One fun way to think about this integral is to look at $I_k = \int_{k-1}^{k} x\{x\}\,dx,$ where $k\in \{1,2,\ldots,N\}.$ Informally speaking, we're integrating as $\{x\}$ goes from $0\rightarrow 1,$ each time adding 1 to the multiplier value as we go along (as $k$ goes from $1\rightarrow N$ ), so each piece of the integral $I_{k+1}$ will be $\int_{0}^{1}x\,dx = \frac{1}{2}$ more than the previous piece $I_{k}.$

More formally, $\begin{aligned} I_{k+1}-I_k &= \int_{k}^{k+1} x\{x\}\,dx - \int_{k-1}^{k} x\{x\}\,dx \\ &= \underbrace{\int_{k-1}^{k}(x+1)\{x\}\,dx}_{x\rightarrow x+1\ , \ \{x+1\} = \{x\}} - \int_{k-1}^{k}x\{x\}\, dx \\ &= \int_{k-1}^{k} \{x\}\,dx = \int_{0}^{1} x \,dx = \frac{1}{2}. \end{aligned}$

Now, note that $I_1 = \int_0^1 x\{x\} \,dx = \int_0^1 x^2 \,dx = \frac{1}{3}.$ Then, our integral is $I_1 + I_2 + \cdots + I_N = \frac{1}{3} + \left(\frac{1}{3}+ \frac{1}{2}\right) + \cdots + \left(\frac{1}{3} + (N-1)\cdot \frac{1}{2}\right) = \frac{N}{3} + \frac{(N-1)(N)}{4} = \frac{3N^2+N}{12}.$

Since $12 = 3\cdot 4$ , we need $3N^2 + N$ to be divisible by $3$ and $4.$ Since $3|3N^2,$ we must have $3|N.$ It's quick to check $N=3,6,9,\ldots$ and see that $N=9$ is the smallest solution.

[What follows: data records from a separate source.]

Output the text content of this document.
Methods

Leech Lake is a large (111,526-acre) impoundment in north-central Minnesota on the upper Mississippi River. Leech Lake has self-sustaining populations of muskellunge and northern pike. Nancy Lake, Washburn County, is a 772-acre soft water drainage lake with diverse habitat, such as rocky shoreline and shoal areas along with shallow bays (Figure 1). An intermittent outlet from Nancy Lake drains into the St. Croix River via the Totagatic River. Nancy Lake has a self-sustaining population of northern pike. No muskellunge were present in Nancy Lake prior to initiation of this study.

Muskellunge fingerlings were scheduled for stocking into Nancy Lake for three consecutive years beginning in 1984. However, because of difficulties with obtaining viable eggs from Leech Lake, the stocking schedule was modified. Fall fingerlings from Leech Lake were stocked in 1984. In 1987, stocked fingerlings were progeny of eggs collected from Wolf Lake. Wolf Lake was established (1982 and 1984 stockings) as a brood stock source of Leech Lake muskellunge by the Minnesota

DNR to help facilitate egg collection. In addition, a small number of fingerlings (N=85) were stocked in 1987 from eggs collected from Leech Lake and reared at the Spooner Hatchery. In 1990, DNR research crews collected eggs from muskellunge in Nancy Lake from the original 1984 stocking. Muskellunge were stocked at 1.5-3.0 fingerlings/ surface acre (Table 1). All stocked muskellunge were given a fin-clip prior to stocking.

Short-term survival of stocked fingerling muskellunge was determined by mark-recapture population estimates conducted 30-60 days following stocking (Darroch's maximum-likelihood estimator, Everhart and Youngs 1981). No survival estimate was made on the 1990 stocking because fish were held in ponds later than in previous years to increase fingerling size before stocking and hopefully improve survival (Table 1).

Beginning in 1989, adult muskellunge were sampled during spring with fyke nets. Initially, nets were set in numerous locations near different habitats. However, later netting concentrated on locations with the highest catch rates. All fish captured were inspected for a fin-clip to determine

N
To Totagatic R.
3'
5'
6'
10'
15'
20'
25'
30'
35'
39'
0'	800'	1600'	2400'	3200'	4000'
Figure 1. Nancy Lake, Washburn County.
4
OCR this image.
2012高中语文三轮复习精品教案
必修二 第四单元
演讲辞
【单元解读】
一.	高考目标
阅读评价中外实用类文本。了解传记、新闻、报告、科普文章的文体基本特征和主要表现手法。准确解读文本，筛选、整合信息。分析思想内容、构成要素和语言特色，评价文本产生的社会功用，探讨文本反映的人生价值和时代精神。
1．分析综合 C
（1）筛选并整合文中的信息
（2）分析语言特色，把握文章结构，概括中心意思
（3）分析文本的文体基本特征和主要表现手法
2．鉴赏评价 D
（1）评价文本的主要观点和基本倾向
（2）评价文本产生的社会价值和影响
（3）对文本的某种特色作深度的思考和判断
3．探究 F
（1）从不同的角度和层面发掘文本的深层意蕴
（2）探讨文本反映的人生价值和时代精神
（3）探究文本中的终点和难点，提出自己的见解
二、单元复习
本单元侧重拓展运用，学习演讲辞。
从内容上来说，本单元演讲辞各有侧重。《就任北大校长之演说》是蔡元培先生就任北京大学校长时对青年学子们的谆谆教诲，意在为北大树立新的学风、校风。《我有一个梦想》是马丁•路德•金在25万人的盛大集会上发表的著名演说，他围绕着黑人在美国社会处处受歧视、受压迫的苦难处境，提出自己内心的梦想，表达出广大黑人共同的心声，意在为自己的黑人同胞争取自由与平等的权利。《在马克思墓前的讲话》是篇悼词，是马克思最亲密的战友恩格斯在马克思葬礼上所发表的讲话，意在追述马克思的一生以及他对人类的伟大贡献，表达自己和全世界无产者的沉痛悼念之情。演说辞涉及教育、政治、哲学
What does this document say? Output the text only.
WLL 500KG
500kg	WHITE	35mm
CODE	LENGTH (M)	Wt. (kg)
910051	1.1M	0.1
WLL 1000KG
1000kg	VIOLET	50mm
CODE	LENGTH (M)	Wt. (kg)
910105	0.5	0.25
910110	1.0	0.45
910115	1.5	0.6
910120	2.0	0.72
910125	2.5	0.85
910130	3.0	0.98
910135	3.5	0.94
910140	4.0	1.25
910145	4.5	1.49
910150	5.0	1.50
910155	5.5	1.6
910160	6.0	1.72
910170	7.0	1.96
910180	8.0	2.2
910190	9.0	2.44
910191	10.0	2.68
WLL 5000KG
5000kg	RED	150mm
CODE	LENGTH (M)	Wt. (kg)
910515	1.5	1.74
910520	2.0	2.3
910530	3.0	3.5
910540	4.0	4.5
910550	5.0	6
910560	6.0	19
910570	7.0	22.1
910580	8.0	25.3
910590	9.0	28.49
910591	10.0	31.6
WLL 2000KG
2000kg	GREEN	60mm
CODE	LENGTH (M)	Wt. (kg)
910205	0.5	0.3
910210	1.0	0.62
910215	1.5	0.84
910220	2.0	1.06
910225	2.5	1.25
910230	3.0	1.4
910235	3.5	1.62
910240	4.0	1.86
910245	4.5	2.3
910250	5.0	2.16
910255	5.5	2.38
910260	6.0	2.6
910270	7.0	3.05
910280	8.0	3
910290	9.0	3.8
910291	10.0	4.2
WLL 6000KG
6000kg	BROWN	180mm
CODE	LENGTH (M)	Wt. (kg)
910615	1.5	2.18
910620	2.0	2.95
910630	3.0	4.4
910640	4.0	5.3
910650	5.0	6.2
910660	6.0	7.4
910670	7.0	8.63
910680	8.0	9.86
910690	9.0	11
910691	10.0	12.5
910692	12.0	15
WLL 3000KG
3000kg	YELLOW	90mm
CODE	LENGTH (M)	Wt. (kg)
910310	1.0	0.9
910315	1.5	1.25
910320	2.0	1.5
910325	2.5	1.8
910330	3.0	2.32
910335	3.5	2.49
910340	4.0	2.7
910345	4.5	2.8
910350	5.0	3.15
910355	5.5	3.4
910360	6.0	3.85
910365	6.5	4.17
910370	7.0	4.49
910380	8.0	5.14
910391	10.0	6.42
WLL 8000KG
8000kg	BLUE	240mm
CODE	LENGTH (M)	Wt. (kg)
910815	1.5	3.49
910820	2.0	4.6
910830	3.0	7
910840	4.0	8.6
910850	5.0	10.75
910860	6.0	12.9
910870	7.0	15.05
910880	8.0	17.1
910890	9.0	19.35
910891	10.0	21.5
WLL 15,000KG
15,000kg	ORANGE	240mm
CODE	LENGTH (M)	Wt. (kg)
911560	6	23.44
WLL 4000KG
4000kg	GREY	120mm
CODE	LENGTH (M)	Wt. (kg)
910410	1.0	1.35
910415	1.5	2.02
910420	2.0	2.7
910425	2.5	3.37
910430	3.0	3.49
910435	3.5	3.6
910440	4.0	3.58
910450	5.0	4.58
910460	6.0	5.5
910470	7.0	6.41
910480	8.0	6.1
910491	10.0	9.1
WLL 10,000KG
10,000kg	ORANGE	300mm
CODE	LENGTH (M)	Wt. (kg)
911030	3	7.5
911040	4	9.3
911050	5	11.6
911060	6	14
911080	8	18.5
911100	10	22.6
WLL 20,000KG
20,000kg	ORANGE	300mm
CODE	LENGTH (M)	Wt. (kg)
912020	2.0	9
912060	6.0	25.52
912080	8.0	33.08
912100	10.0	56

On the other hand, if we had a perfect square $\frac{3N^2+N}{12}=M^2,$ this would imply that $3N^2 + N = 12M^2 \ \iff \ N = 3\left(4M^2 - N^2\right) = 3 \left(2M+N\right)\left(2M-N\right).$ However, this is impossible, since $N$ cannot be the product of three integers where one of the integers is greater than $N$ (here, $2M+N> N.$ )

Thus, $X+Y = 9+0 = 9.$